Kieran (business owner)
Kieran was built like a prop forward. He owns Little Bikes, a motorcycle rental company renting everything from scooters, the Southeast Asia staple mode of motorised transport, to large road bikes and Japanese enduro machines. I usually rented a bike off of him by the month. He gave me a good deal. His head was always shaved and when at work wandered about in shorts and bare feet. I’m not sure how long he’d been in Phnom Penh, but it was a quite a while. He’s a great font of knowledge, and knew lots of stuff about what was going on. He had many tales of expats and in some cases, their demise. Like the French drug dealer and heroin addict, who rented a bike from him. With the police closing in on him and not the money to buy his way out of trouble, he had taken what he presumed the option open to him, he had committed suicide.

He’d had plenty of insights into the locals and in dealing with the local police. He knew lots about the expats about town too. If I needed advice about what to do in some tricky situation he’d be one of the people I turn to. When I first met Kieran his shop was on Street 13, near the Friends Restaurant. Most of his bikes were out on long-term rentals, and scattered across the country. Kiwi Paul first introduced me to Kieran back in 2010. At that time he also ran a bar on Street 172 around the corner from his bike rental business. Most bars in Phnom Penh don’t make any money, and Kieran’s was no exception. He soon got out of the bar business. Aside from making very little money, running a bar means being tied to the place, putting up with staff hassles and listening to drunk customers talking shit until 2am. To fill in time, Kieran had occupied himself with one of the barmaids, getting her pregnant. This went down like a cup of cold sick with his wife, with whom he also had children. If I was ever threatened or had whisper of any unwanted police attention, Kieran would one of the first I’d turn to for advice. He’s had practice at dealing with the intricacies of Cambodian law enforcement. One of his clients, a Frenchman, was arrested for possession and dealing. Apparently he went about with the drugs concealed in the petrol tank. So the police confiscated the bike and demanded a “fee” of $1,000 for its return.
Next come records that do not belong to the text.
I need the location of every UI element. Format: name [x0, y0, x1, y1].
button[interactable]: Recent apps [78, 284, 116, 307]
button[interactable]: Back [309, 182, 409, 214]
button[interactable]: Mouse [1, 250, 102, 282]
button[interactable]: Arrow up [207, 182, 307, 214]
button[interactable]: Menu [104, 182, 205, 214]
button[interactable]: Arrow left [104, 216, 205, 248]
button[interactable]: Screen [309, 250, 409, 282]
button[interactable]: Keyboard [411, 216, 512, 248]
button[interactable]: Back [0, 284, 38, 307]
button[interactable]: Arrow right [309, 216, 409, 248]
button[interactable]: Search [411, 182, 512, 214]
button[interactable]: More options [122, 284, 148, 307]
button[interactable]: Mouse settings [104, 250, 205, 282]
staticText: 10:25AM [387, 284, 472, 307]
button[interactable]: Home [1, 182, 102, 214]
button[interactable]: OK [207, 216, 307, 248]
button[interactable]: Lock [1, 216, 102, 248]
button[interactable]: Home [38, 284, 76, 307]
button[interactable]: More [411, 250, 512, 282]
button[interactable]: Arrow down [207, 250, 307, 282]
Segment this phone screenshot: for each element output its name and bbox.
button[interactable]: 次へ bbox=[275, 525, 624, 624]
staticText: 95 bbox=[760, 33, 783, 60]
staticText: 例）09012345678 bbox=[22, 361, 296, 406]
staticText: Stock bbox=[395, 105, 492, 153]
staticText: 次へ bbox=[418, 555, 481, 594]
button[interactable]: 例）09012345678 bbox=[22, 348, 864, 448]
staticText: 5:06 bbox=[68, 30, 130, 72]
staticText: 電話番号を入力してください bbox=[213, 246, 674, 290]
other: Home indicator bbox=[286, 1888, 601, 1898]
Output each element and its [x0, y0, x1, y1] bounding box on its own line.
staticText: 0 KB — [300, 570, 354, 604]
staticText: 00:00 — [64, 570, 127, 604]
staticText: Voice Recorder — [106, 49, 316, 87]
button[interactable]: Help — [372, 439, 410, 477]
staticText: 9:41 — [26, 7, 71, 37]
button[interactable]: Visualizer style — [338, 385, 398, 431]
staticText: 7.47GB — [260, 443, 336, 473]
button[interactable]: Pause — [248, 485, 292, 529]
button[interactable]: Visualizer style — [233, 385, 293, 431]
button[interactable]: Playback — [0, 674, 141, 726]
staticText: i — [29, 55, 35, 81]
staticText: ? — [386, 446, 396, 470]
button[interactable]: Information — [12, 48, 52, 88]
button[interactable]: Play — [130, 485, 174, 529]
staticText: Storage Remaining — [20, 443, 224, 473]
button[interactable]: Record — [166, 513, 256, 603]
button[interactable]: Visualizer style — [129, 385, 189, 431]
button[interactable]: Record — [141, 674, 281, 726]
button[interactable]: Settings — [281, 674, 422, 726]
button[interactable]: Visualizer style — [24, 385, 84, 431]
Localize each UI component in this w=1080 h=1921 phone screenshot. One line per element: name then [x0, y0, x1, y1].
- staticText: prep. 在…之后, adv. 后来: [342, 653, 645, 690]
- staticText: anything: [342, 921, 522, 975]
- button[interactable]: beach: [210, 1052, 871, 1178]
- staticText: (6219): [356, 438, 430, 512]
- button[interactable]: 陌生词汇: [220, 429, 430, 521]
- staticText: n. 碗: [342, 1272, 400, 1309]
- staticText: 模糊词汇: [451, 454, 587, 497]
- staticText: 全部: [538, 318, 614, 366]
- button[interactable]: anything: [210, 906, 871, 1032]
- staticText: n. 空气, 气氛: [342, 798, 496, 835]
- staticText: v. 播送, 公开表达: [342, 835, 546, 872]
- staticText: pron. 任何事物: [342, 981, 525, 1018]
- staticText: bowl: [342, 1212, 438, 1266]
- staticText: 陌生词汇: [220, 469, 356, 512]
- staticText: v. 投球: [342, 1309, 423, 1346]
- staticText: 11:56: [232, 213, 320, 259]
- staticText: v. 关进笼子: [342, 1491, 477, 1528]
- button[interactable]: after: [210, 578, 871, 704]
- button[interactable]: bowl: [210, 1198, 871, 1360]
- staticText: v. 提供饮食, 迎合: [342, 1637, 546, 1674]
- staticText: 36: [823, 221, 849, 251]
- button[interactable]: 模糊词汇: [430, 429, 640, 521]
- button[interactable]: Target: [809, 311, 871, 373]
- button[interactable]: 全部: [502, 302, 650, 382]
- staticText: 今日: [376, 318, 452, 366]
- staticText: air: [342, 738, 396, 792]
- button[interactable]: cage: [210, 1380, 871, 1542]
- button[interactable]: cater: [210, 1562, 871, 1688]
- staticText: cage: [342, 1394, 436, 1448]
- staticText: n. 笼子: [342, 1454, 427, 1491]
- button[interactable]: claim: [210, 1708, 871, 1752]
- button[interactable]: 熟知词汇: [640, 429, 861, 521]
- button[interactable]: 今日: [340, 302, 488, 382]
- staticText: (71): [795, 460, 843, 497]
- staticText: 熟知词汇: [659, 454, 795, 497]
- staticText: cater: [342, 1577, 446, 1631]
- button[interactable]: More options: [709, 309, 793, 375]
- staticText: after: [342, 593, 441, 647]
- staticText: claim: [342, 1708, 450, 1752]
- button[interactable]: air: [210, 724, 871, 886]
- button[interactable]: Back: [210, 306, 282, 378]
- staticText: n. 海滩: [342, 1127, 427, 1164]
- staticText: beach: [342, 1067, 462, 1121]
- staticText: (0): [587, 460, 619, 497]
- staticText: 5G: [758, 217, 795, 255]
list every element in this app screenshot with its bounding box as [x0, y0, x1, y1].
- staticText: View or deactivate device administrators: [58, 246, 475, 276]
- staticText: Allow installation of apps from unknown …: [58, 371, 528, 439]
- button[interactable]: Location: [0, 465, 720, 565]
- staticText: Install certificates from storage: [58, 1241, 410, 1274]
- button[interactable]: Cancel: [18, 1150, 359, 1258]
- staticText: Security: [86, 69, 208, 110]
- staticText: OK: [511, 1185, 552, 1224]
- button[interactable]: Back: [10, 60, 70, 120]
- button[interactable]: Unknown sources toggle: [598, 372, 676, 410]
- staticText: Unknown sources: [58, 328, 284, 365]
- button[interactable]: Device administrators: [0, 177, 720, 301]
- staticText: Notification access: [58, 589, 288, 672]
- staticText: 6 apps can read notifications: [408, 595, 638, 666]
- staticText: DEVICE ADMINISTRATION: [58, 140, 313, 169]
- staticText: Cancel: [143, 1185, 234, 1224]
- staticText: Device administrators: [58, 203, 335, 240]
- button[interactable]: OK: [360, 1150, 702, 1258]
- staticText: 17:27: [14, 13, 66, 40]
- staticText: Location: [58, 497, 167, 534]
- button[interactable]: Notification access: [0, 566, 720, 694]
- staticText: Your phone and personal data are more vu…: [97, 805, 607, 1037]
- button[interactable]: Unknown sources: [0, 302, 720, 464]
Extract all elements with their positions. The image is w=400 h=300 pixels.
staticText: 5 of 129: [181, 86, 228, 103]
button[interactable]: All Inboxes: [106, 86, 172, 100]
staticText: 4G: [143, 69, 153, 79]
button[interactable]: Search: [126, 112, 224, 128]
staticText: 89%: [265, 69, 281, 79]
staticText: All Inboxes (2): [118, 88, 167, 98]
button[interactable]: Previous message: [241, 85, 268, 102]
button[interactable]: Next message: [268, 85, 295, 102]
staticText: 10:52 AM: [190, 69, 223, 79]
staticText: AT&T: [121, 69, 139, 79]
Kieran said the bike was his, and as the legitimate owner he wanted it returned. In the end he bargained them down to $400 – this to get his own property back.

Last time I spoke to him he had bought a lease on some land across the river from Phnom Penh, at Arey Ksat. Leases are available to foreigners for 99-years. A block layer by trade, he was planning on building his own house. Land there is still relatively cheap. Though there’s a regular ferry service, the river puts off many visitors and would-be buyers. Though like many things in Cambodia, this is changing with more foreigners moving there.